Schließlich gibt es ja wohl wirklich nichts Unnötigeres als eine Familie, die denkt, sie könne sich alles erlauben, die in Saus und Braus lebt und zu rein gar nichts nütze ist. Und das in einem Land, in dem die Bevölkerung diese Familie völlig unverständlicherweise auch noch über alles liebt. Doch es gibt noch Hoffnung. Und zwar darauf, dass sich das Problem vielleicht doch einmal von selbst erledigen könnte. Was derzeit wahrscheinlicher denn je ist. Denn all die Geschichten, die aus der englischen Boulevardpresse genauso wie aus den seriösen Blättern zu uns herüberwehen, haben es wirklich in sich.
Da wäre zum einen Charles, der Prince of Wales, der unter Verdacht steht, die Vergewaltigung eines Kammerdieners durch einen seiner engsten Mitarbeiter vertuscht zu haben. Sonst noch was? Jawohl! Denn fröhlich winkt zu allem Überfluss auch noch Prinzessin Diana aus ihrem Grab. Ihr ehemaliger Butler, Paul Burell, der in England inzwischen so bekannt ist wie die Königin selbst, droht nicht mehr nur damit, allerlei Pikanterien zu veröffentlichen, die er in seiner aktiven Zeit so mitbekommen hat. Nein, er tratscht bereits fröhlich herum. Von einer ganzen Reihe an Liebhabern ist da die Rede, die er damals in die Gemächer der Prinzessin eingeschleust haben will. Und - oh my god! - unter ihnen sollen nicht nur Blaublütige gewesen sein.
Hinzu kommen noch einige Ungereimtheiten anderer Art. So wollte die Königin besagtem Butler den Diebstahl von 300 Dingen aus dem Besitz Dianas vorwerfen. Doch plötzlich möchte sie von diesen Verdächtigungen nichts mehr wissen. Denn, so kann angenommen werden, Burell drohte wohl damit, im Falle einer Anklage seine Klappe nicht mehr zu halten und auszupacken. Nicht nur über die Liebhaber, sondern vor allem über die Vergewaltigung bei Hofe, und darüber, wer davon was nun wirklich wusste.

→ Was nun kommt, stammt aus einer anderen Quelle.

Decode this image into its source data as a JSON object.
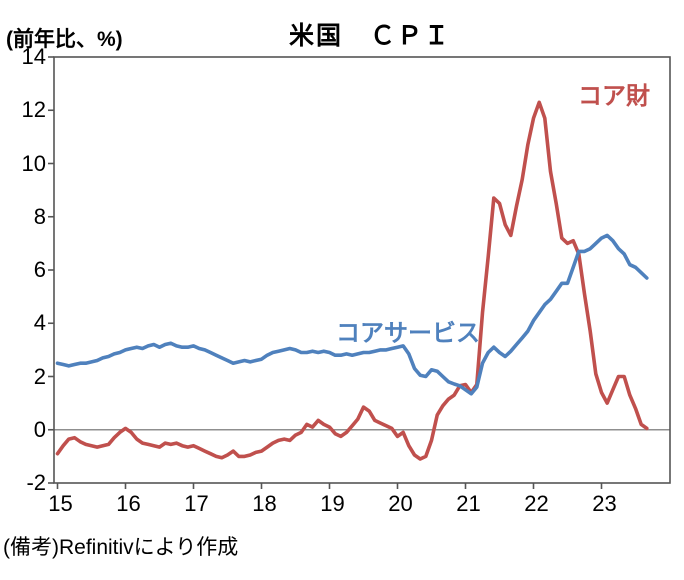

Nur weiter so, kann man zu der ganzen Geschichte nur sagen. Es geht voran, Geschichte wird gemacht. Nimmt Prince Charles nicht vielleicht sogar Heroin?
Länger saufen
Sperrstunde. Diese nun folgende Meldung konterkariert die vorangegangene allerdings gehörig. Man könnte allerdings auch einwenden: »Das ist Dialektik, Baby.« Denn es steht bereits fest, dass es demnächst nicht mehr nur in Englands Königshaus rund um die Uhr hoch her gehen wird, sondern auch in den Pubs des Landes nach 23 Uhr. Die Sperrstunde, man mag es kaum glauben, wird nämlich aufgehoben. Die Macher von Schulbüchern für den Englischunterricht dürften bereits über ihren Korrekturfahnen sitzen.
Das zukünftige Ende der Sperrstunde kann man allerdings auch so interpretieren, dass der kulturelle Verfall des Landes endgültig nicht mehr aufzuhalten ist. Schließlich gehört die Sperrstunde ja zu England wie die Krone sonntags auf den Kopf der Königin oder die CSU nach Bayern.
Es wird dann alles so banal auf der Insel. Den Euro führen sie wahrscheinlich irgendwann auch noch ein, und über die Sache mit dem Linksverkehr könnte man ja auch nochmal reden. Demnächst wird man jedenfalls nicht mehr fünf Minuten vor 23 Uhr sein Guinness runterkippen, um daraufhin schnell nochmal zur Bar zu hechten, weil gleich das berüchtigte »Last orders, please!« ertönt. Eine wahre Kulturrevolution deutet sich hier an. Fehlt bloß noch, dass englische Köche demnächst anfangen, auf Pfefferminzsauce zu verzichten.
Vera den ganzen Tag
Zeitschrift. Unnötiges zum Schluss. Die unnötigste Fernsehsendung der Welt, »Vera am Mittag«, gibt es jetzt auch als Zeitschrift am Kiosk.